When Northwestern professor and lifelong Rogers Park resident Bill Savage entered the University Christian Ministry’s large sitting room Thursday, he didn’t shy away from asking a tough question.
“When you guys decide where to live after you graduate, are you going to be a gentrifier?” he asked.
Though Savage has lived in Rogers Park his entire life, he said that when he made the switch from renting to owning, he wondered about his choice’s impact on rent in the area.
“I made a joke with some friends, like, ‘Am I gentrifying Rogers Park?’” Savage said.
Thirty students packed into the room to listen to Savage speak at a Northwestern Neighbor2Neighbor Justice Talks event on gentrification. The initiative partners with Rogers Park schools and community centers in an effort to connect the university with the historically marginalized area north of Howard Street.
Savage also pointed at schools like Loyola University, located in Rogers Park, as common drivers of gentrification.
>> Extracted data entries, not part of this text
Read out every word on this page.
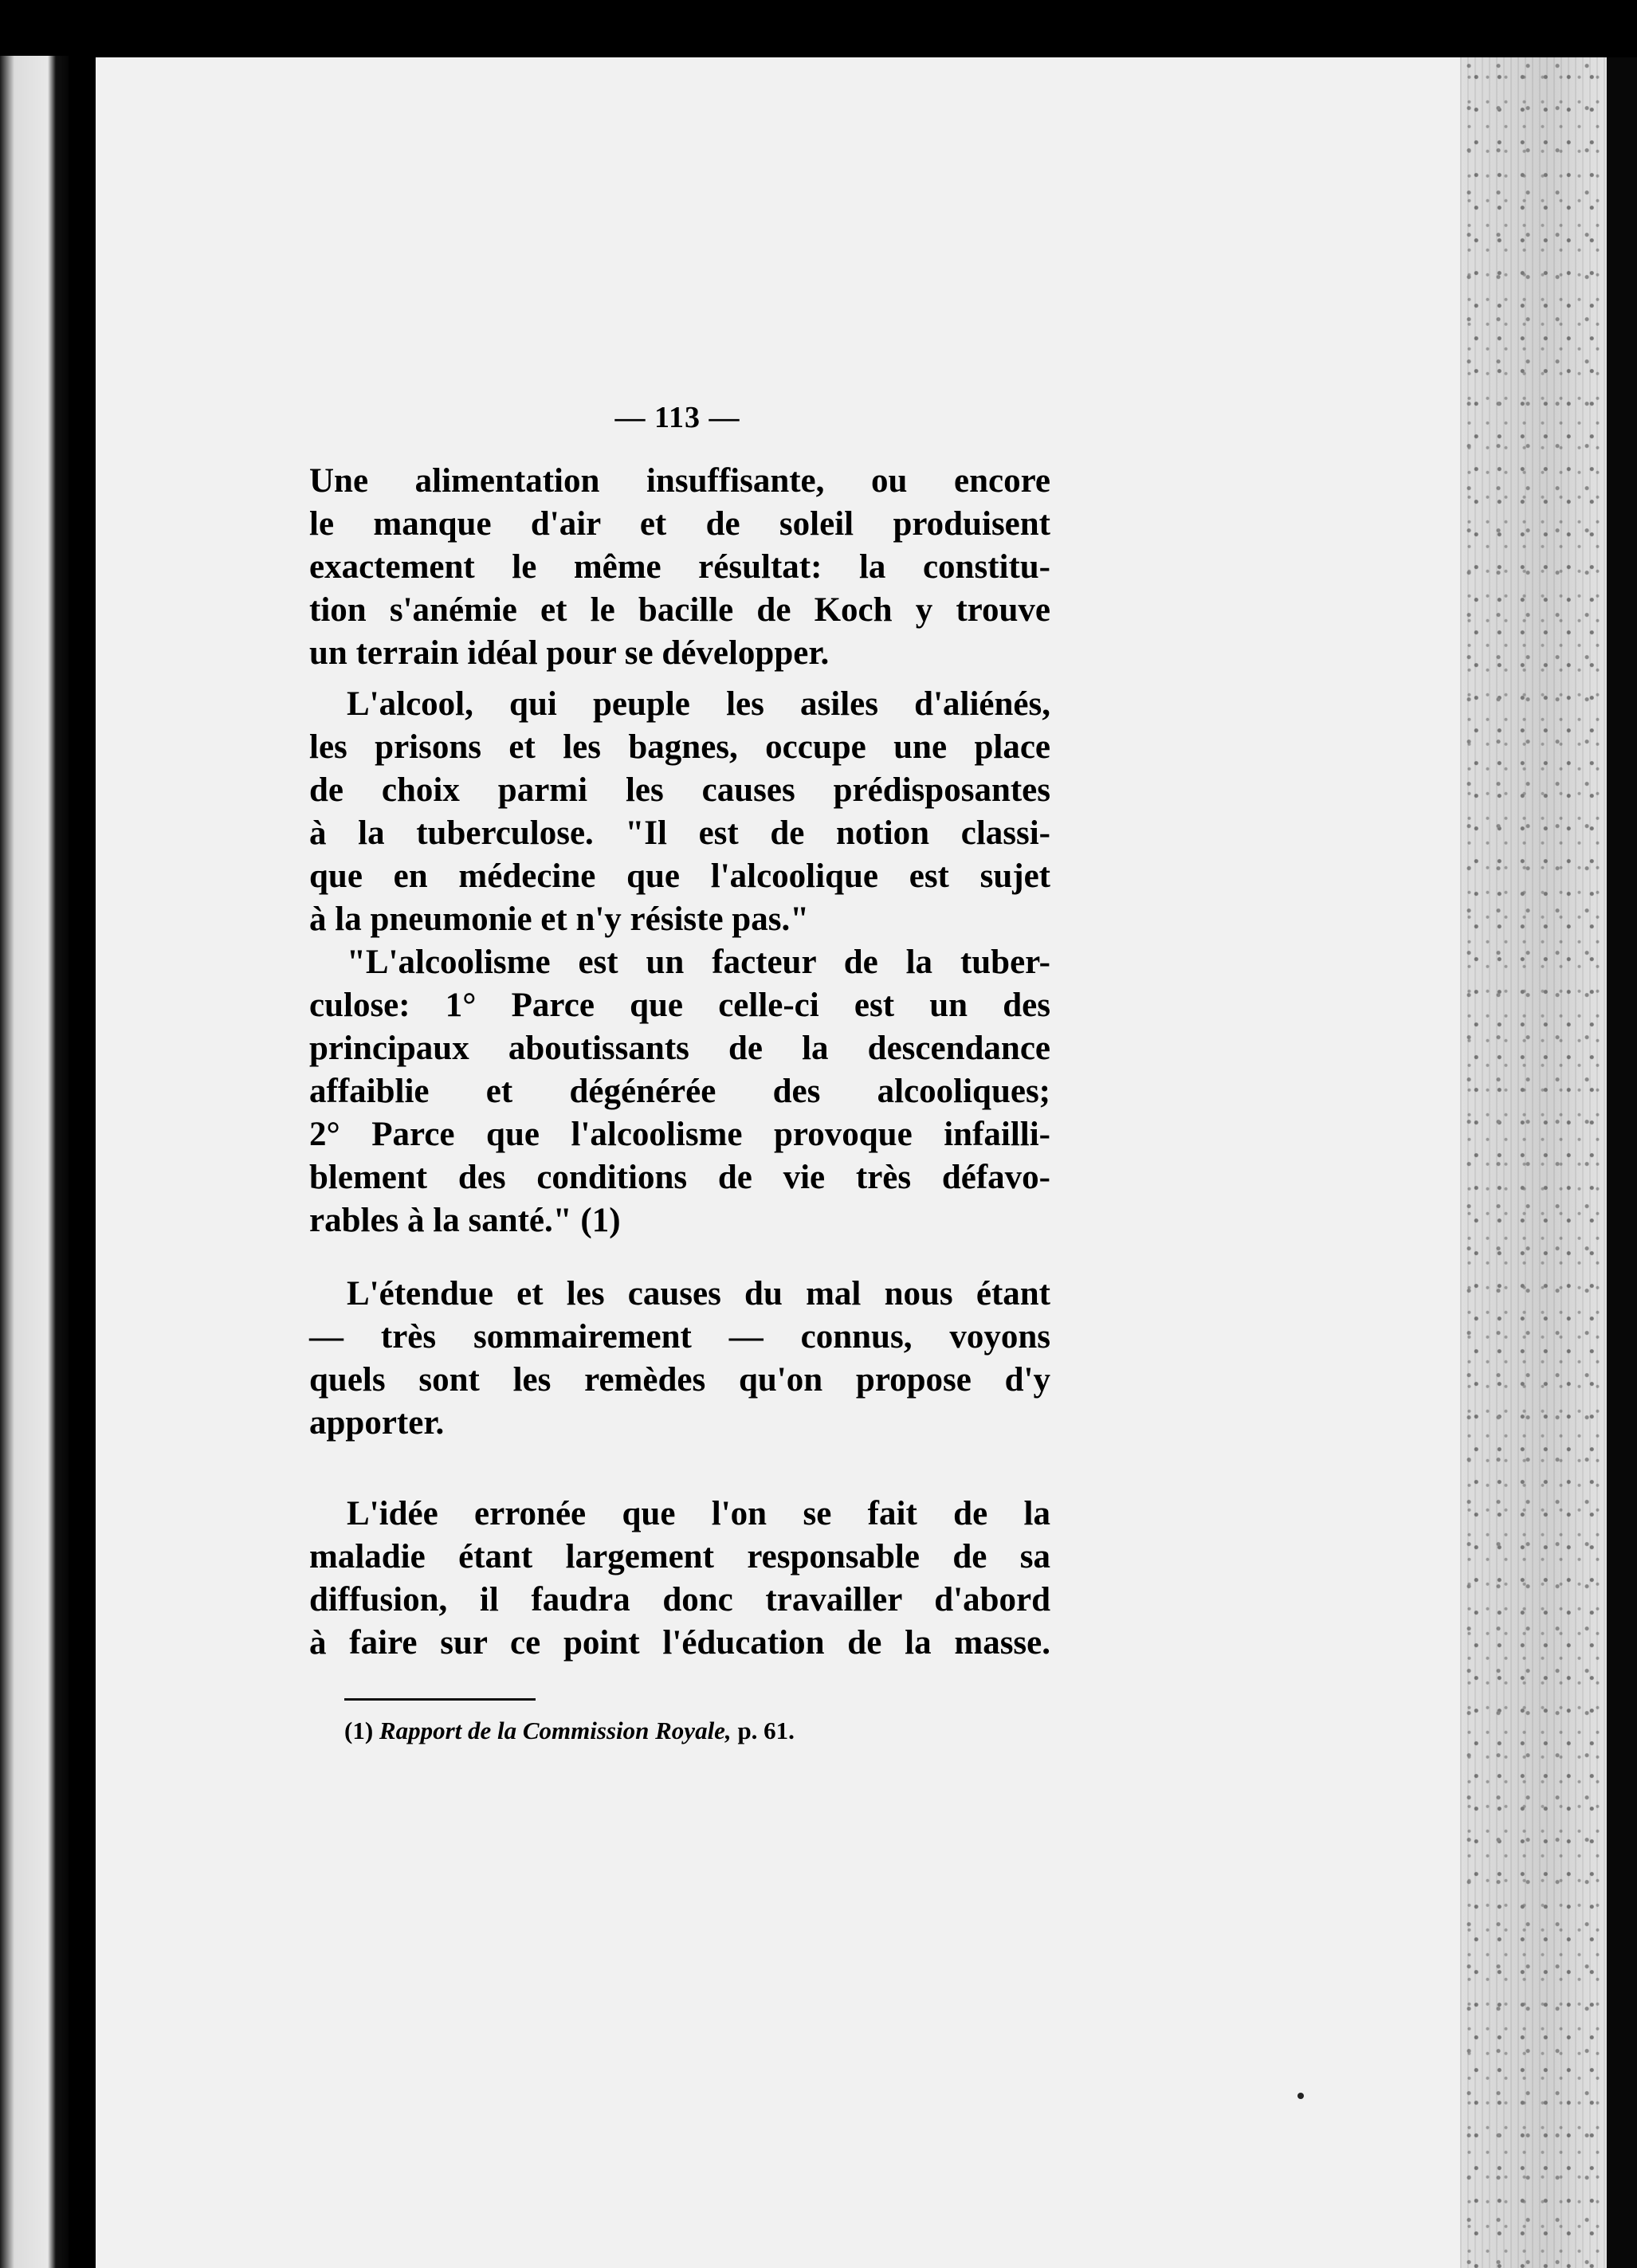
— 113 —

Une alimentation insuffisante, ou encore

le manque d'air et de soleil produisent

exactement le même résultat: la constitu-

tion s'anémie et le bacille de Koch y trouve

un terrain idéal pour se développer.

L'alcool, qui peuple les asiles d'aliénés,

les prisons et les bagnes, occupe une place

de choix parmi les causes prédisposantes

à la tuberculose. "Il est de notion classi-

que en médecine que l'alcoolique est sujet

à la pneumonie et n'y résiste pas."

"L'alcoolisme est un facteur de la tuber-

culose: 1° Parce que celle-ci est un des

principaux aboutissants de la descendance

affaiblie et dégénérée des alcooliques;

2° Parce que l'alcoolisme provoque infailli-

blement des conditions de vie très défavo-

rables à la santé." (1)

L'étendue et les causes du mal nous étant

— très sommairement — connus, voyons

quels sont les remèdes qu'on propose d'y

apporter.

L'idée erronée que l'on se fait de la

maladie étant largement responsable de sa

diffusion, il faudra donc travailler d'abord

à faire sur ce point l'éducation de la masse.

(1) Rapport de la Commission Royale, p. 61.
The university replaced a strip of local businesses, like the Granada Theatre and a used book store with its massive 16-story retail, office, residential and parking complex, known as the Granada Center.
“You always name things after what you destroy,” Savage said, referring to the center’s name.
Development in the area made him feel like his neighborhood was being taken away, he said, despite not being a property-owner at the time.
Savage cautioned students to do their research before settling into a new neighborhood, telling attendees to look for higher proportions of units for rent versus for sale and multi-unit homes instead of single-family ones.
“Gentrification comes with buyers, driving up renters,” he said.
Local shops with five to 10 years in business were another good sign, representing a stable neighborhood that a broke college student wouldn’t be able to interrupt.
Savage suggested that once students move in, they get to know their new neighbors.
“A lot of gentrification is about the lack of individual relationship with the place,” said Savage. “You [can’t] want to live in a neighborhood full of diversity and full of different kinds of people and interesting history, but then want them all to be like you.”
Savage himself name-dropped fixtures of Rogers Park, ranging from street corners to specific people, like the men around Howard Station that drink beer in the mornings, and the one-legged man who hangs out by Caribbean American Bakery. Knowing intimate details like these about a place can help residents become part of a tight-knit community.
SESP junior Lillian Guo said that Savage’s analysis of Rogers Park made her consider her own role in gentrification.
“That’s something that as college students, we all grapple with, thinking about ‘Where can I go someday?’” she said. “I have to think more deeply about what are the issues with that, before I make those choices.”